With the 2024 Lamborghini Urus SE now revealed and inbound, executives of the Italian performance car brand have declared plug-in hybrid system the best fit for Lamborghini going forward on the basis of performance, emotion and excitement.
Speaking to select international media in the lead-up to the global debut of the plug-in hybrid super-SUV, Lamborghini chief technical officer Rouven Mohr said PHEV and battery-electric drivetrains have “advantages and disadvantages” from an engineering perspective.
But he stressed that PHEVs were absolutely the way forward for the Raging Bull brand, especially for the Urus.
“In our case I can tell you that the hybrid version is the better choice… because we have still the emotional part of the combustion works, but at the moment in the electric [car market], no-one find really a solution,” he said.
“I’m not saying it’s impossible to find a solution, but at the moment the customer feedback is that the people expect from Lamborghini – still – a combustion engine with a certain number of cylinders and also displacement, and we can achieve the same performance levels [as an EV].
“So at the moment, for us, it [PHEV] was definitely the right choice – for other brands it might be different and also in 10 years it might be also different.
“But at the moment, the request of our customers for pure electric cars in this, in our specific, very small segment is super limited, because the people aren’t looking for a car only to have mobility from A to B, because they have more than one car.
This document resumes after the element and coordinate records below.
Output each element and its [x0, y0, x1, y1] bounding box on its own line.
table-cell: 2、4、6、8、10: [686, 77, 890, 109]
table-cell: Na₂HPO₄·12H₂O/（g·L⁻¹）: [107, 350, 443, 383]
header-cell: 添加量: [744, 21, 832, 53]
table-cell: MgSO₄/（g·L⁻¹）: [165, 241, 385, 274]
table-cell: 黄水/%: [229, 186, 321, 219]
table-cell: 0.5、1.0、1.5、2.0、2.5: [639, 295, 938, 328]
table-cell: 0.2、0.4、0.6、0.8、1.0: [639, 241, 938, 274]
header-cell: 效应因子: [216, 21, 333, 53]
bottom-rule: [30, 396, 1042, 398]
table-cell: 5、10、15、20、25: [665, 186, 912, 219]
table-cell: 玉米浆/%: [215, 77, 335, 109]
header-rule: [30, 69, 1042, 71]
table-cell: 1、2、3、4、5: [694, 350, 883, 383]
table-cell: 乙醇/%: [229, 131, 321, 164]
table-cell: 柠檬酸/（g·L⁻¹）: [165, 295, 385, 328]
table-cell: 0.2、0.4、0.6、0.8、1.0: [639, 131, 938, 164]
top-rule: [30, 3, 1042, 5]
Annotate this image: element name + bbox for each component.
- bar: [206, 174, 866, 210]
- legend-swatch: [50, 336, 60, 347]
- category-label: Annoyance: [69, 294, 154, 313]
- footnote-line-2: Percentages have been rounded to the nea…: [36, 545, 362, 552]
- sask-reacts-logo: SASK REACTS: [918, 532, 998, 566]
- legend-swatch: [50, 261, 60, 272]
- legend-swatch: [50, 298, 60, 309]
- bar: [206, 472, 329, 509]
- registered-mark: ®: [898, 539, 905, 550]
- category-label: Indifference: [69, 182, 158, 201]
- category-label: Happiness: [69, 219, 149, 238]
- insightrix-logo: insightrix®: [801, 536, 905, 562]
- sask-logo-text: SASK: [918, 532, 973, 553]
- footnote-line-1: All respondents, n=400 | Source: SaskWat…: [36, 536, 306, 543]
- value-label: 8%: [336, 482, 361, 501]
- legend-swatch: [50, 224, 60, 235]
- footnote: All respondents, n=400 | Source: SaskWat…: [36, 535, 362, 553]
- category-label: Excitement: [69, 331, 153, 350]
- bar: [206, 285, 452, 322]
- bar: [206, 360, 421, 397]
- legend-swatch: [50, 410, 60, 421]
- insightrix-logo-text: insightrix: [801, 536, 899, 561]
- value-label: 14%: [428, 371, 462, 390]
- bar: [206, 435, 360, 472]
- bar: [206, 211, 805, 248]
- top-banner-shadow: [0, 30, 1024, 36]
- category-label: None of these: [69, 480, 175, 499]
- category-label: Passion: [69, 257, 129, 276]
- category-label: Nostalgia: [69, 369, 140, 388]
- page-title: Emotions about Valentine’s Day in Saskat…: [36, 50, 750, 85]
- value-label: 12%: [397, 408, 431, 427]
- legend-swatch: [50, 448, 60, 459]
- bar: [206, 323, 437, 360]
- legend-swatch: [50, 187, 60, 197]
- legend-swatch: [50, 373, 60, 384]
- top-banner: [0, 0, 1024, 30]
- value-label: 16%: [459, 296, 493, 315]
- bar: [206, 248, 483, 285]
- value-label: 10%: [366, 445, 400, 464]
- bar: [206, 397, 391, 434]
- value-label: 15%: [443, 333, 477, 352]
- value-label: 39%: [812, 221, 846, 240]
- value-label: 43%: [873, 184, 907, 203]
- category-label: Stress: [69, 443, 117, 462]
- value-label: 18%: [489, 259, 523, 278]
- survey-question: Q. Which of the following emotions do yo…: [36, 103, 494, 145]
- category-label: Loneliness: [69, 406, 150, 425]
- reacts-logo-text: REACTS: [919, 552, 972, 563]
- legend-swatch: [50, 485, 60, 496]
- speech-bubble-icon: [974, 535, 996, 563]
“They’re using the Lamborghini really to have this excitement and also to have the sound, a little but vibrations and also the behaviours of the car.
“For sure the electric cars have super performance… but you lose, a little bit, the character – and our customers, they want to have this kind of character in the car and at the moment an electric car is not offering this.”
That’s not to say Lamborghini is shunning battery-electric vehicles – it debuted a near-production EV concept at Monterey Car Week dubbed the Lanzador and has confirmed on numerous occasions the production version will be released in 2028.
What tricks the Raging Bull has up its sleeve to instil its iconic character and ‘emotion’ into the raised 2+2 coupe beyond its 1000kW-plus outputs remains to be seen.
Meantime, however, Mohr is eager to get to the bottom of why premium EVs have such abysmal residual values and said it’s a major hurdle for prospective customers.
“Another very important topic in our segment are the residual values… the customers are a little bit scared,” he said.
“What is with the residual values of these top-end, high electric cars?
“Even in the premium segment, the residual values are critical and for sure if you’ve spent so much money on a car, you don’t want to destroy the value from one to the other year.”
Mohr still has a fair bit of time up his sleeve to understand EV depreciation, given the segment-blurring Lanzador won’t sell in anywhere near the same volume as the Urus, and the fact the eventual replacement for the Urus – already confirmed to be electric – isn’t due until 2029.